As a project grows, so do its challenges. What starts as something manageable with Docker and Docker Compose eventually shows its limits: traffic increases, server resources get saturated, and maintaining multiple environments becomes increasingly complex. That’s when I decided to take the next step — into the world of Kubernetes.
I won’t lie: at first, it felt overwhelming. Its learning curve is steep, but its promise is powerful. Kubernetes automates infrastructure so deployments become scalable, stable, and maintainable — without relying on a single server or constant developer intervention.
One of the most valuable experiences I had was migrating a Strapi and Next.js infrastructure from Docker Compose to a cluster in Kubernetes. The change was remarkable: availability improved, deployment times dropped, and most importantly, mid-term operational costs decreased.

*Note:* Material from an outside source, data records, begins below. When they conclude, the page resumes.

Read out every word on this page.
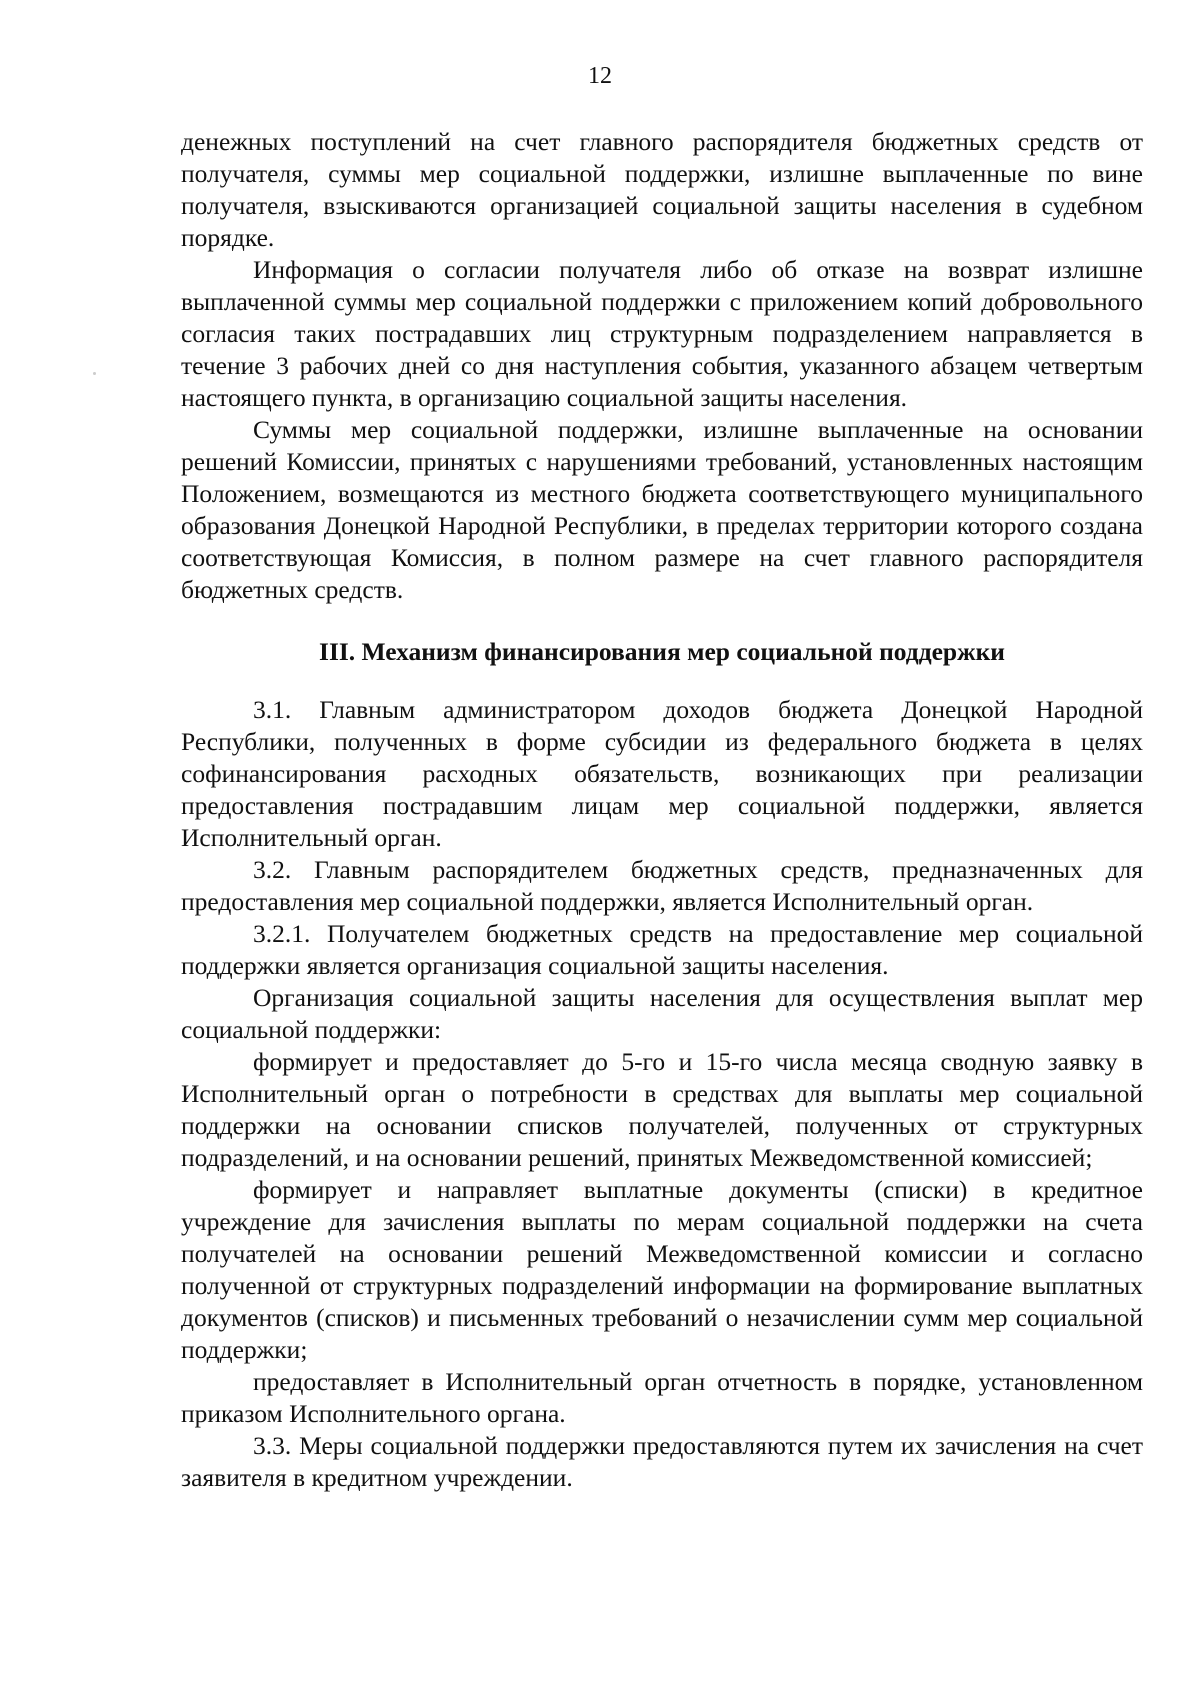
12

денежных поступлений на счет главного распорядителя бюджетных средств от получателя, суммы мер социальной поддержки, излишне выплаченные по вине получателя, взыскиваются организацией социальной защиты населения в судебном порядке.

Информация о согласии получателя либо об отказе на возврат излишне выплаченной суммы мер социальной поддержки с приложением копий добровольного согласия таких пострадавших лиц структурным подразделением направляется в течение 3 рабочих дней со дня наступления события, указанного абзацем четвертым настоящего пункта, в организацию социальной защиты населения.

Суммы мер социальной поддержки, излишне выплаченные на основании решений Комиссии, принятых с нарушениями требований, установленных настоящим Положением, возмещаются из местного бюджета соответствующего муниципального образования Донецкой Народной Республики, в пределах территории которого создана соответствующая Комиссия, в полном размере на счет главного распорядителя бюджетных средств.

III. Механизм финансирования мер социальной поддержки

3.1. Главным администратором доходов бюджета Донецкой Народной Республики, полученных в форме субсидии из федерального бюджета в целях софинансирования расходных обязательств, возникающих при реализации предоставления пострадавшим лицам мер социальной поддержки, является Исполнительный орган.

3.2. Главным распорядителем бюджетных средств, предназначенных для предоставления мер социальной поддержки, является Исполнительный орган.

3.2.1. Получателем бюджетных средств на предоставление мер социальной поддержки является организация социальной защиты населения.

Организация социальной защиты населения для осуществления выплат мер социальной поддержки:

формирует и предоставляет до 5-го и 15-го числа месяца сводную заявку в Исполнительный орган о потребности в средствах для выплаты мер социальной поддержки на основании списков получателей, полученных от структурных подразделений, и на основании решений, принятых Межведомственной комиссией;

формирует и направляет выплатные документы (списки) в кредитное учреждение для зачисления выплаты по мерам социальной поддержки на счета получателей на основании решений Межведомственной комиссии и согласно полученной от структурных подразделений информации на формирование выплатных документов (списков) и письменных требований о незачислении сумм мер социальной поддержки;

предоставляет в Исполнительный орган отчетность в порядке, установленном приказом Исполнительного органа.

3.3. Меры социальной поддержки предоставляются путем их зачисления на счет заявителя в кредитном учреждении.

With autoscaling configured, resources adjusted dynamically based on load. During nights or weekends, when traffic decreased, pods scaled down — and so did costs. It felt like going from manually managing a server to watching the system intelligently respond on its own to real-time needs.

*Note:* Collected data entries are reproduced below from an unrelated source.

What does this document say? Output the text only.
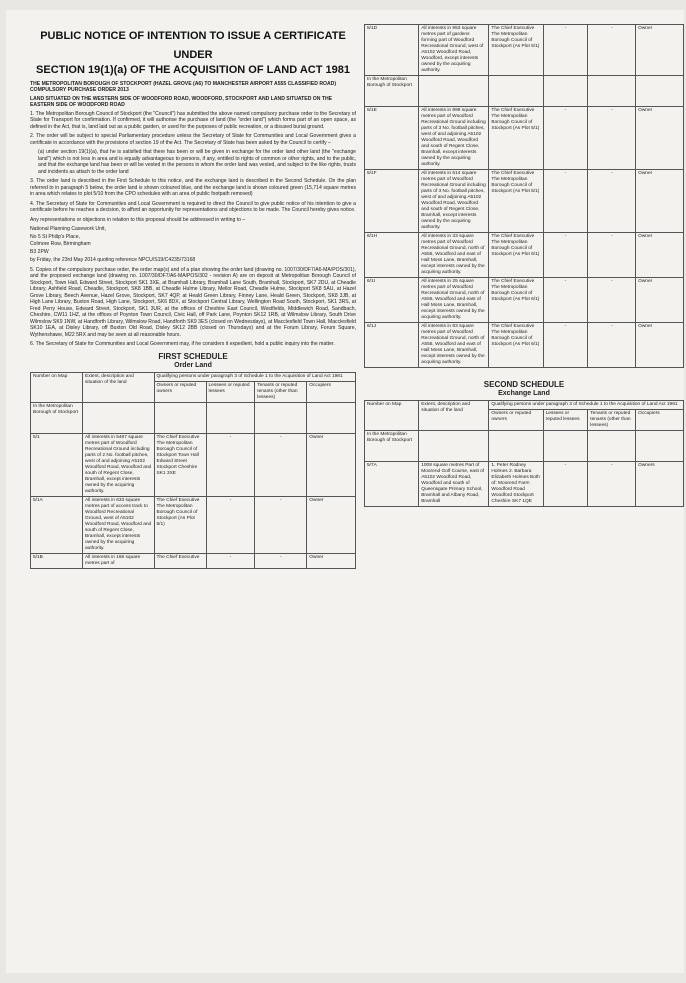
PUBLIC NOTICE OF INTENTION TO ISSUE A CERTIFICATE
UNDER
SECTION 19(1)(a) OF THE ACQUISITION OF LAND ACT 1981
THE METROPOLITAN BOROUGH OF STOCKPORT (HAZEL GROVE (A6) TO MANCHESTER AIRPORT A555 CLASSIFIED ROAD) COMPULSORY PURCHASE ORDER 2013
LAND SITUATED ON THE WESTERN SIDE OF WOODFORD ROAD, WOODFORD, STOCKPORT AND LAND SITUATED ON THE EASTERN SIDE OF WOODFORD ROAD
1. The Metropolitan Borough Council of Stockport (the "Council") has submitted the above named compulsory purchase order to the Secretary of State for Transport for confirmation. If confirmed, it will authorise the purchase of land (the "order land") which forms part of an open space, as defined in the Act, that is, land laid out as a public garden, or used for the purposes of public recreation, or a disused burial ground.
2. The order will be subject to special Parliamentary procedure unless the Secretary of State for Communities and Local Government gives a certificate in accordance with the provisions of section 19 of the Act. The Secretary of State has been asked by the Council to certify –
(a) under section 19(1)(a), that he is satisfied that there has been or will be given in exchange for the order land other land (the "exchange land") which is not less in area and is equally advantageous to persons, if any, entitled to rights of common or other rights, and to the public, and that the exchange land has been or will be vested in the persons in whom the order land was vested, and subject to the like rights, trusts and incidents as attach to the order land
3. The order land is described in the First Schedule to this notice, and the exchange land is described in the Second Schedule. On the plan referred to in paragraph 5 below, the order land is shown coloured blue, and the exchange land is shown coloured green (15,714 square metres in area which relates to plot 5/10 from the CPO schedules with an area of public footpath removed)
4. The Secretary of State for Communities and Local Government is required to direct the Council to give public notice of his intention to give a certificate before he reaches a decision, to afford an opportunity for representations and objections to be made. The Council hereby gives notice.
Any representations or objections in relation to this proposal should be addressed in writing to –
National Planning Casework Unit,
No 5 St Philip's Place,
Colmore Row, Birmingham
B3 2PW
by Friday, the 23rd May 2014 quoting reference NPCU/S19/C4235/73168
5. Copies of the compulsory purchase order, the order map(s) and of a plan showing the order land (drawing no. 1007/30/DF7/A6-MA/POS/301), and the proposed exchange land (drawing no. 1007/30/DF7/A6-MA/POS/302 - revision A) are on deposit at Metropolitan Borough Council of Stockport, Town Hall, Edward Street, Stockport SK1 3XE, at Bramhall Library, Bramhall Lane South, Bramhall, Stockport, SK7 2DU, at Cheadle Library, Ashfield Road, Cheadle, Stockport, SK8 1BB, at Cheadle Hulme Library, Mellor Road, Cheadle Hulme, Stockport SK8 5AU, at Hazel Grove Library, Beech Avenue, Hazel Grove, Stockport, SK7 4QP, at Heald Green Library, Finney Lane, Heald Green, Stockport, SK8 3JB, at High Lane Library, Buxton Road, High Lane, Stockport, SK6 8DX, at Stockport Central Library, Wellington Road South, Stockport, SK1 3RS, at Fred Perry House, Edward Street, Stockport, SK1 3UR, at the offices of Cheshire East Council, Westfields, Middlewich Road, Sandbach, Cheshire, CW11 1HZ, at the offices of Poynton Town Council, Civic Hall, off Park Lane, Poynton SK12 1RB, at Wilmslow Library, South Drive Wilmslow SK9 1NW, at Handforth Library, Wilmslow Road, Handforth SK9 3ES (closed on Wednesdays), at Macclesfield Town Hall, Macclesfield SK10 1EA, at Disley Library, off Buxton Old Road, Disley SK12 2BB (closed on Thursdays) and at the Forum Library, Forum Square, Wythenshawe, M22 5RX and may be seen at all reasonable hours.
6. The Secretary of State for Communities and Local Government may, if he considers it expedient, hold a public inquiry into the matter.
FIRST SCHEDULE
Order Land
Number on Map	Extent, description and situation of the land	Qualifying persons under paragraph 3 of Schedule 1 to the Acquisition of Land Act 1981			
		Owners or reputed owners	Lessees or reputed lessees	Tenants or reputed tenants (other than lessees)	Occupiers
In the Metropolitan Borough of Stockport					
5/1	All interests in 5487 square metres part of Woodford Recreational Ground including parts of 2 No. football pitches, west of and adjoining A5102 Woodford Road, Woodford and south of Regent Close, Bramhall, except interests owned by the acquiring authority.	The Chief Executive The Metropolitan Borough Council of Stockport Town Hall Edward Street Stockport Cheshire SK1 3XE	-	-	Owner
5/1A	All interests in 633 square metres part of access track to Woodford Recreational Ground, west of A5102 Woodford Road, Woodford and south of Regent Close, Bramhall, except interests owned by the acquiring authority.	The Chief Executive The Metropolitan Borough Council of Stockport (As Plot 5/1)	-	-	Owner
5/1B	All interests in 166 square metres part of	The Chief Executive	-	-	Owner
5/1D	All interests in 953 square metres part of gardens forming part of Woodford Recreational Ground, west of A5102 Woodford Road, Woodford, except interests owned by the acquiring authority.	The Chief Executive The Metropolitan Borough Council of Stockport (As Plot 5/1)	-	-	Owner
In the Metropolitan Borough of Stockport					
5/1E	All interests in 899 square metres part of Woodford Recreational Ground including parts of 3 No. football pitches, west of and adjoining A5102 Woodford Road, Woodford and south of Regent Close, Bramhall, except interests owned by the acquiring authority.	The Chief Executive The Metropolitan Borough Council of Stockport (As Plot 5/1)	-	-	Owner
5/1F	All interests in 614 square metres part of Woodford Recreational Ground including parts of 3 No. football pitches, west of and adjoining A5102 Woodford Road, Woodford and south of Regent Close, Bramhall, except interests owned by the acquiring authority.	The Chief Executive The Metropolitan Borough Council of Stockport (As Plot 5/1)	-	-	Owner
6/1H	All interests in 33 square metres part of Woodford Recreational Ground, north of A555, Woodford and east of Hall Moss Lane, Bramhall, except interests owned by the acquiring authority.	The Chief Executive The Metropolitan Borough Council of Stockport (As Plot 6/1)	-	-	Owner
6/1I	All interests in 25 square metres part of Woodford Recreational Ground, north of A555, Woodford and east of Hall Moss Lane, Bramhall, except interests owned by the acquiring authority.	The Chief Executive The Metropolitan Borough Council of Stockport (As Plot 6/1)	-	-	Owner
6/1J	All interests in 83 square metres part of Woodford Recreational Ground, north of A555, Woodford and east of Hall Moss Lane, Bramhall, except interests owned by the acquiring authority.	The Chief Executive The Metropolitan Borough Council of Stockport (As Plot 6/1)	-	-	Owner
SECOND SCHEDULE
Exchange Land
Number on Map	Extent, description and situation of the land	Qualifying persons under paragraph 3 of Schedule 1 to the Acquisition of Land Act 1981			
		Owners or reputed owners	Lessees or reputed lessees	Tenants or reputed tenants (other than lessees)	Occupiers
In the Metropolitan Borough of Stockport					
5/7A	1008 square metres Part of Moorend Golf Course, east of A5102 Woodford Road, Woodford and south of Queensgate Primary School, Bramhall and Albany Road, Bramhall	1. Peter Rodney Holmes 2. Barbara Elizabeth Holmes Both of: Moorend Farm Woodford Road Woodford Stockport Cheshire SK7 1QE	-	-	Owners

Beyond the numbers, what I gained was peace of mind. Updates, rollbacks, and new releases stopped being risky maneuvers and became controlled, automated processes with zero downtime for the end user.
Over time, I realized it’s not just about learning a new tool — it’s about changing the way we think about infrastructure. A well-containerized project doesn’t just run better; it lives better over time — easier to maintain, scale, and understand for anyone who joins later.

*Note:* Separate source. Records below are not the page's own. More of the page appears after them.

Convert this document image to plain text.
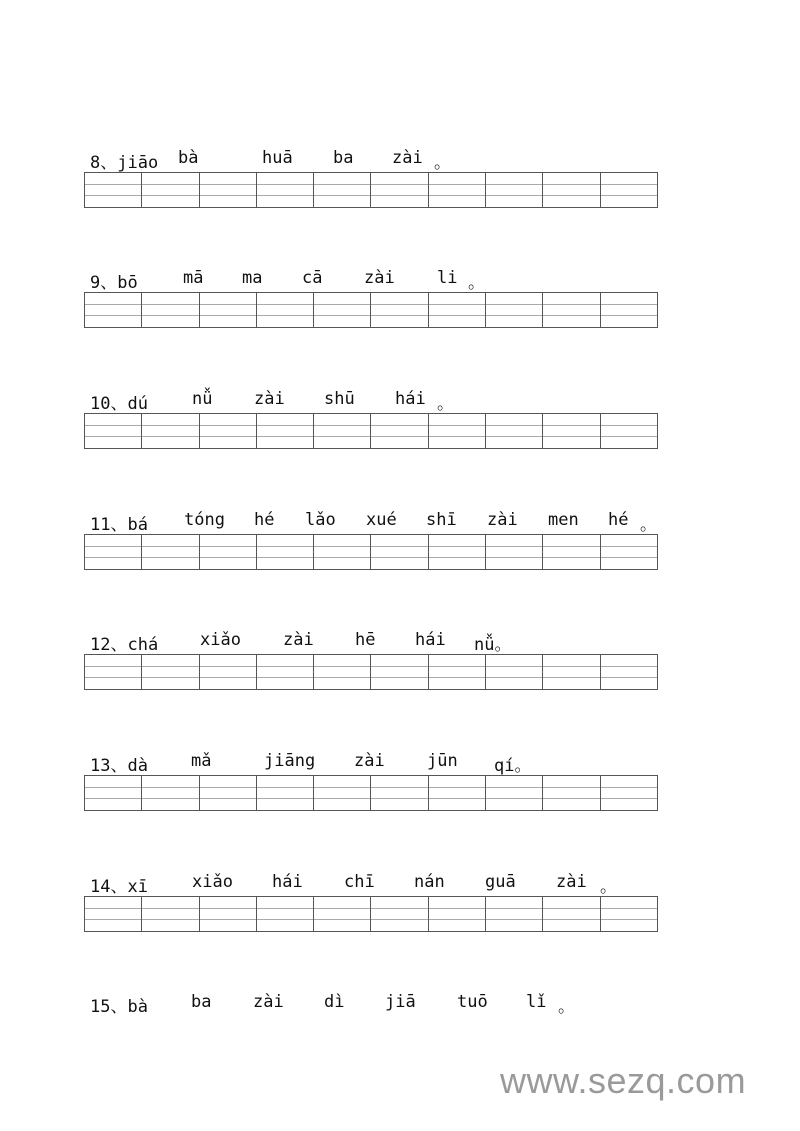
8、jiāo bà	huā ba zài 。
9、bō	mā ma cā zài li 。
10、dú	nǚ zài shū hái 。
11、bá tóng hé lǎo xué shī zài men hé 。
12、chá xiǎo zài hē hái nǚ。
13、dà	mǎ	jiāng zài jūn qí。
14、xī	xiǎo hái chī nán guā zài 。
15、bà	ba zài dì jiā tuō lǐ 。
www.sezq.com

From an economic perspective, investing in a solid architecture based on containers may seem like a higher upfront expense, but in the long run it reduces hours of maintenance, human errors, and production outages. In the real world, that translates to savings and stability.
Today, every time I deploy a project, I don’t think about servers — I think about containers. And when I think ahead, I think about clusters. Because code changes, dependencies evolve, but well-designed architecture endures.